Oh, there was music in the swamp, the irrigation pumps in the rice paddies, the long whine and complaint, the wheezy, breathy asthma of the compress, the suck and bump and clatter like great lungs as the air was squashed out and the cotton was wrapped in burlap and bound
with steel bands into six-hundred-pound bales, the barking of a collie-rat, a swamp-elf singing in a cabbage patch, an old man clogging on a bridge, geese arriving from Canada, a parrot ringing like a cash register, mosquitoes like violins, the wump-wump-wump-wump-wump of cropdusters, mourning doves in the walnut trees.

Solon let down the tailgate of the El Camino. He knew just where to find the gin fan, back in the tool area of the barn. It was a big, greasy, rusted fan, out of the Quito gin. It was going to be heavy, a hundred pounds or more, he was glad he had the El Camino. He'd hate to have to put that big motherfucker in the trunk of Poindexter's Cadillac, especially with a bullet in one arm and a serious dental problem. If he was in the Cadillac, he'd just have to call the whole thing off.

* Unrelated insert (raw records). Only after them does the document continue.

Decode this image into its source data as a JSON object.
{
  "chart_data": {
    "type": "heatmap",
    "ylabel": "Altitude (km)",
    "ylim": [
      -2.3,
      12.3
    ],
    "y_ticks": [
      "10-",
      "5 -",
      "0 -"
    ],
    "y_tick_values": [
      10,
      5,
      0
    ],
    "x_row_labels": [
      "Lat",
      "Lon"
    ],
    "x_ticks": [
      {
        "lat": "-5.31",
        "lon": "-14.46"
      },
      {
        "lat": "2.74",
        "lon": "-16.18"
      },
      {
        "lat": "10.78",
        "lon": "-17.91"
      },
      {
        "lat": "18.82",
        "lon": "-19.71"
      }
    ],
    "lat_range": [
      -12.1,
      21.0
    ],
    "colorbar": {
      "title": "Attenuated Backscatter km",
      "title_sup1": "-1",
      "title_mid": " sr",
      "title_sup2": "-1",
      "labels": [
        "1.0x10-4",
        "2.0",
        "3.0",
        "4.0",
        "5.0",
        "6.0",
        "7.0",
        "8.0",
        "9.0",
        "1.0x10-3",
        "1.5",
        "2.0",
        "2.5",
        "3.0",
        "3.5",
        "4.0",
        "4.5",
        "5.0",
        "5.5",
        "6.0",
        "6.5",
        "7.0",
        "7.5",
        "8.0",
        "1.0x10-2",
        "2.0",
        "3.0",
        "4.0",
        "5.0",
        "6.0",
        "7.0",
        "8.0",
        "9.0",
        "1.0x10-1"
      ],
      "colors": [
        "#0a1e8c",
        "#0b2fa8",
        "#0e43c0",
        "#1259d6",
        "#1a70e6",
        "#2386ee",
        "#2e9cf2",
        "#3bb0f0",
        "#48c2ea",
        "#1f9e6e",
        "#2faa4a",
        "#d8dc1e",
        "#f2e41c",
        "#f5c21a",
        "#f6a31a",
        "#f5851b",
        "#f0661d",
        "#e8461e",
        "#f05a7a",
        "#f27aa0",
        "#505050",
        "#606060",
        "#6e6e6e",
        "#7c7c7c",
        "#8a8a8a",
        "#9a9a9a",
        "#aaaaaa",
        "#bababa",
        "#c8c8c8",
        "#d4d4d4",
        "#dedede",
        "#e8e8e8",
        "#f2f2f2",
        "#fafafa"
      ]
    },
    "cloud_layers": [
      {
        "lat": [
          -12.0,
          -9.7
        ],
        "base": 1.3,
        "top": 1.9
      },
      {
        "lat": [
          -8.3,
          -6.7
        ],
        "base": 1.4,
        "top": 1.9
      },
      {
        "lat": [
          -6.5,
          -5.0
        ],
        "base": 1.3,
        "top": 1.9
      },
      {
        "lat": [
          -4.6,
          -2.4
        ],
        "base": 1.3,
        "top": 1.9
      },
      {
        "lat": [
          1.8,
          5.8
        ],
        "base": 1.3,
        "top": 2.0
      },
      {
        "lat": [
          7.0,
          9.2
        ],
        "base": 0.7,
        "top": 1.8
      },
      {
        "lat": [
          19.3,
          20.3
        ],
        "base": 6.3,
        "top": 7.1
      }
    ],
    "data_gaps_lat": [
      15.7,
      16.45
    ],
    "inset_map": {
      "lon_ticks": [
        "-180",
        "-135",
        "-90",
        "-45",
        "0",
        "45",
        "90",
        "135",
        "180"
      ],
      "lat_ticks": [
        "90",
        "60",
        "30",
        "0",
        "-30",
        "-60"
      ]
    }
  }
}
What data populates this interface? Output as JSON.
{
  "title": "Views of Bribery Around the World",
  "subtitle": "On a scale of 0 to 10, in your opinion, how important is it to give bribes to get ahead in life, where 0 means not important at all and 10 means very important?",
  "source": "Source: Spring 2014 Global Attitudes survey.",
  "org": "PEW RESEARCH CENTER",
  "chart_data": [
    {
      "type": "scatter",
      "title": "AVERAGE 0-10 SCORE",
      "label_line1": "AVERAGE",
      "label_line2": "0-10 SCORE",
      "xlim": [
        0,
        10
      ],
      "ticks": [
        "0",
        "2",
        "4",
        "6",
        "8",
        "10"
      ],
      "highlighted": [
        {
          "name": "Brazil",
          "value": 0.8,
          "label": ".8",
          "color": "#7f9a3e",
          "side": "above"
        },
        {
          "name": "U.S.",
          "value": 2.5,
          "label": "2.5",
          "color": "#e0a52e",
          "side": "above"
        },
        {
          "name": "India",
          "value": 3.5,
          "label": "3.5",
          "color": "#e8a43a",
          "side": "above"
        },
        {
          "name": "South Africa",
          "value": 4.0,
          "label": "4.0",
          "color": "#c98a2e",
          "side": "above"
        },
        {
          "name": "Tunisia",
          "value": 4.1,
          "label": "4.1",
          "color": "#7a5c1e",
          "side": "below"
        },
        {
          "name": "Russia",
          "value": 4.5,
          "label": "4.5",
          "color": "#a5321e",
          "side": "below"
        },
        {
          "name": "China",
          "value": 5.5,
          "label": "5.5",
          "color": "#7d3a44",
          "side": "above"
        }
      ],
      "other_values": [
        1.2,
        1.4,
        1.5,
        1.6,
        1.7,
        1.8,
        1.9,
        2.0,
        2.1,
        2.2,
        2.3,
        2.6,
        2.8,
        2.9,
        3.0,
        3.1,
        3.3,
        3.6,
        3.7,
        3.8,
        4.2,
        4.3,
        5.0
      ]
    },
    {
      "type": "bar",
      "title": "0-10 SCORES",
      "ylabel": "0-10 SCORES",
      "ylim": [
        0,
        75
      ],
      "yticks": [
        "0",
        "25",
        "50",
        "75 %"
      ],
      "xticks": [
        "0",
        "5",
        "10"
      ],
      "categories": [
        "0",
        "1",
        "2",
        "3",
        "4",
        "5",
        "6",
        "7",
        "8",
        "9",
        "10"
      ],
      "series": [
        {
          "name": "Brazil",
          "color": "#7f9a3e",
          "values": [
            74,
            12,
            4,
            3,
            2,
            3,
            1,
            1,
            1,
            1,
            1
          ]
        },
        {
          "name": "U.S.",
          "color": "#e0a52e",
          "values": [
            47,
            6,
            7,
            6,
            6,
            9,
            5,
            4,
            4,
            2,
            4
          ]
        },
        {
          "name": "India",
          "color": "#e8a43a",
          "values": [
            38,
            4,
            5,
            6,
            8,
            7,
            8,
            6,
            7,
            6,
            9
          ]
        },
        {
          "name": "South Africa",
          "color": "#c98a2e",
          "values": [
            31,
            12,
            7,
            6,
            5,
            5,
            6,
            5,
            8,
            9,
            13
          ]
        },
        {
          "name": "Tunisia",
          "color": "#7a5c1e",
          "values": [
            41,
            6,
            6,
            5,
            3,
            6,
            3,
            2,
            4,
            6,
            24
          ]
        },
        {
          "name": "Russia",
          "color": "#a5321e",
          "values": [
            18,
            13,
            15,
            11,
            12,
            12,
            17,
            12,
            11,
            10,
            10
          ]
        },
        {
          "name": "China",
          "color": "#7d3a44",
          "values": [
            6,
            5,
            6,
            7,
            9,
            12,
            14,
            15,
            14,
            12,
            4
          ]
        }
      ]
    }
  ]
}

Solon had seen the fan when he was stealing refund gas from the farmer's tank a year or more ago. If he had had good sense he would have waited to kill Bobo until after they had this fan in the truck. Bobo could have done the heavy lifting, big boy like he was. Or they could have picked it up together, anyhow. It wont logical for a man Solon's age to be lifting a hundred pounds of steel when there was a strapping young man like Bobo nearby.

Bobo, dead, back at the spillway in the rain, where he waited for Solon, could see all this through the demon eye
upon his cheek, without fear or anger, or even a sense of injustice, but only with an appreciation of the dark and magical and evil world in which he had been killed.